During the three days I spent with her and her husband in Tuscany last September that meant slight pangs of guilt over my myriad choices, but I'd chose those over the
frustration of trying to find a vegetarian restaurant in Bangkok, which as we found out when she visited me there two years ago, can be a bigger challenge
than trying to catch a whiff of good air, which, by the way, is an impossible pursuit in Buenos Aires, despite the fact that the name of the city literally means "good airs." The next time Lori and I hang out there, I know a fantastic Asian-run vegetarian restaurant right off the corner of Borges and
Paraguay that she'll just love.
It's a cafeteria-style set-up where you walk through with your plastic container and fill it up with whatever catches your appetite.

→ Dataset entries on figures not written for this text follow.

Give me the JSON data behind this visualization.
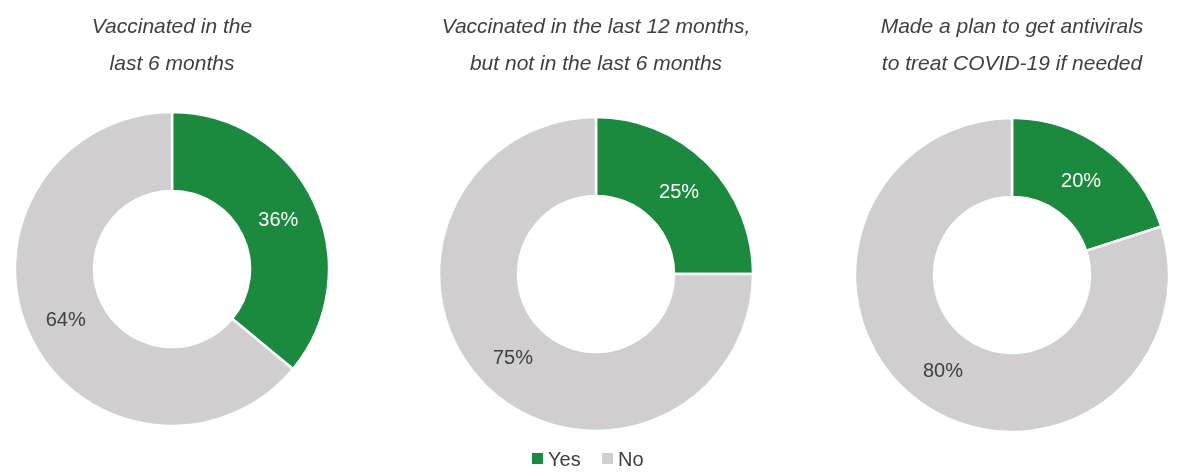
{
  "chart_data": [
    {
      "type": "donut",
      "title": "Vaccinated in the\nlast 6 months",
      "values": [
        36,
        64
      ],
      "colors": [
        "#1b8a3f",
        "#d0cece"
      ],
      "value_labels": [
        "36%",
        "64%"
      ]
    },
    {
      "type": "donut",
      "title": "Vaccinated in the last 12 months,\nbut not in the last 6 months",
      "categories": [
        "Yes",
        "No"
      ],
      "values": [
        25,
        75
      ],
      "colors": [
        "#1b8a3f",
        "#d0cece"
      ],
      "value_labels": [
        "25%",
        "75%"
      ],
      "legend": "bottom"
    },
    {
      "type": "donut",
      "title": "Made a plan to get antivirals\nto treat COVID-19 if needed",
      "values": [
        20,
        80
      ],
      "colors": [
        "#1b8a3f",
        "#d0cece"
      ],
      "value_labels": [
        "20%",
        "80%"
      ]
    }
  ]
}
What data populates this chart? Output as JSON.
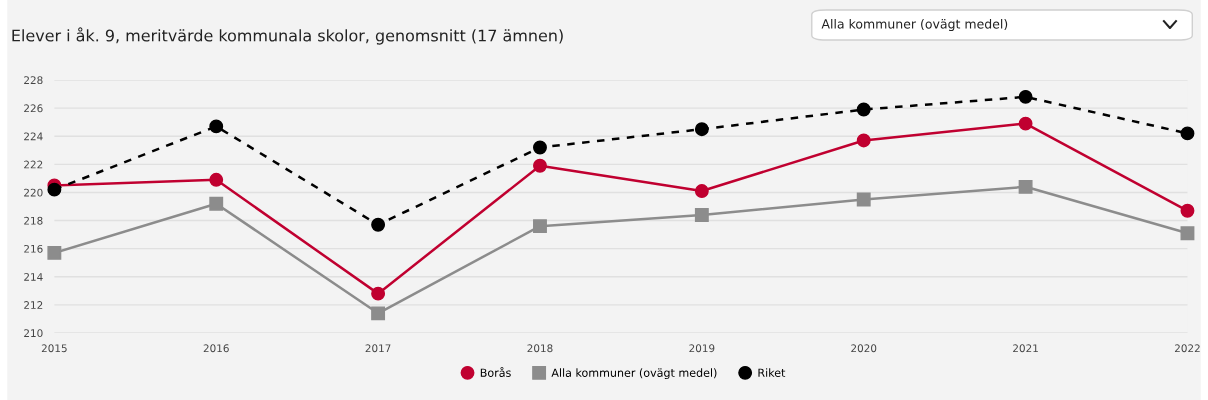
{
  "chart_data": {
    "type": "line",
    "title": "Elever i åk. 9, meritvärde kommunala skolor, genomsnitt (17 ämnen)",
    "annotations": [
      "Alla kommuner (ovägt medel)"
    ],
    "x": [
      2015,
      2016,
      2017,
      2018,
      2019,
      2020,
      2021,
      2022
    ],
    "xlim": [
      2015,
      2022
    ],
    "xticks": [
      2015,
      2016,
      2017,
      2018,
      2019,
      2020,
      2021,
      2022
    ],
    "ylim": [
      210,
      228
    ],
    "yticks": [
      210,
      212,
      214,
      216,
      218,
      220,
      222,
      224,
      226,
      228
    ],
    "grid": "y",
    "legend": "bottom",
    "series": [
      {
        "name": "Borås",
        "color": "#c00030",
        "marker": "circle",
        "line_style": "solid",
        "values": [
          220.5,
          220.9,
          212.8,
          221.9,
          220.1,
          223.7,
          224.9,
          218.7
        ]
      },
      {
        "name": "Alla kommuner (ovägt medel)",
        "color": "#8c8c8c",
        "marker": "square",
        "line_style": "solid",
        "values": [
          215.7,
          219.2,
          211.4,
          217.6,
          218.4,
          219.5,
          220.4,
          217.1
        ]
      },
      {
        "name": "Riket",
        "color": "#000000",
        "marker": "circle",
        "line_style": "dashed",
        "values": [
          220.2,
          224.7,
          217.7,
          223.2,
          224.5,
          225.9,
          226.8,
          224.2
        ]
      }
    ]
  }
}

That means it's
up to one of the workers to explain what everything is. Last year when I spent seven weeks in BA, I stayed in an apartment right next to the vegetarian
restaurant, and not once did I trouble anyone with having to identify what I was adding to my lunch box. As long as it looked edible, I'd pile it
in. With the exception of snails, rodents and anything with more than four legs, I'll try anything twice. Trial and error is the spice of life.
Of course, I wasn't about to say anything like that back when I was living in BA, and someone from the U.S. who didn't speak Spanish was in town. I'd often
find myself at Green Bamboo or La Cabrera (my first and second favorite restaurants in the city), struggling to translate words on the menu that I'd never bothered to learn because once I re-introduced red
meat and chicken back into my menu after 17 years without either, I would eat pretty much anything, even if I didn't know what it was.
Most of my visitors, though, had to know the details of every single ingredient listed. I never really understood this, but like I said, I'm no foodie, and
I live to keep it simple. I've always mentally filed main courses under chicken, meat, fish, pasta and salad. It doesn't really matter to me how the chicken is
accessorized. I tend to not notice accessories when Best Actress Oscar nominees are wearing them on the red carpet, and I also tend to not notice them when they're in my food.
Had I lived in China when I was 22, my friends would have visited me, and we probably would have ordered from menus entirely in Mandarin, not having any
idea what we were getting, and it wouldn't have mattered. As long as they got our drink orders right.
And thank God for drink orders that translate to pretty much the same thing no matter where you are in the world. If you order a "Jack and Coke" in
Buenos Aires, in Melbourne, in Bangkok, in Berlin, in Rome, in Tel Aviv and in Cape Town, you'll get pretty much the same thing. And they make
the best dinner dates. I never feel like a third wheel when I'm having dinner with Jack and Coke. They'll soak up anything, and give me enough of them, and I'll totally tune out everyone's list of
demands. I probably won't remember to ask the waiter to hold the garlic (the one food I'm allergic to) either.
"And what can I get for you sir?"
"Surprise me."
Don't worry. I'll enjoy it now and pay later.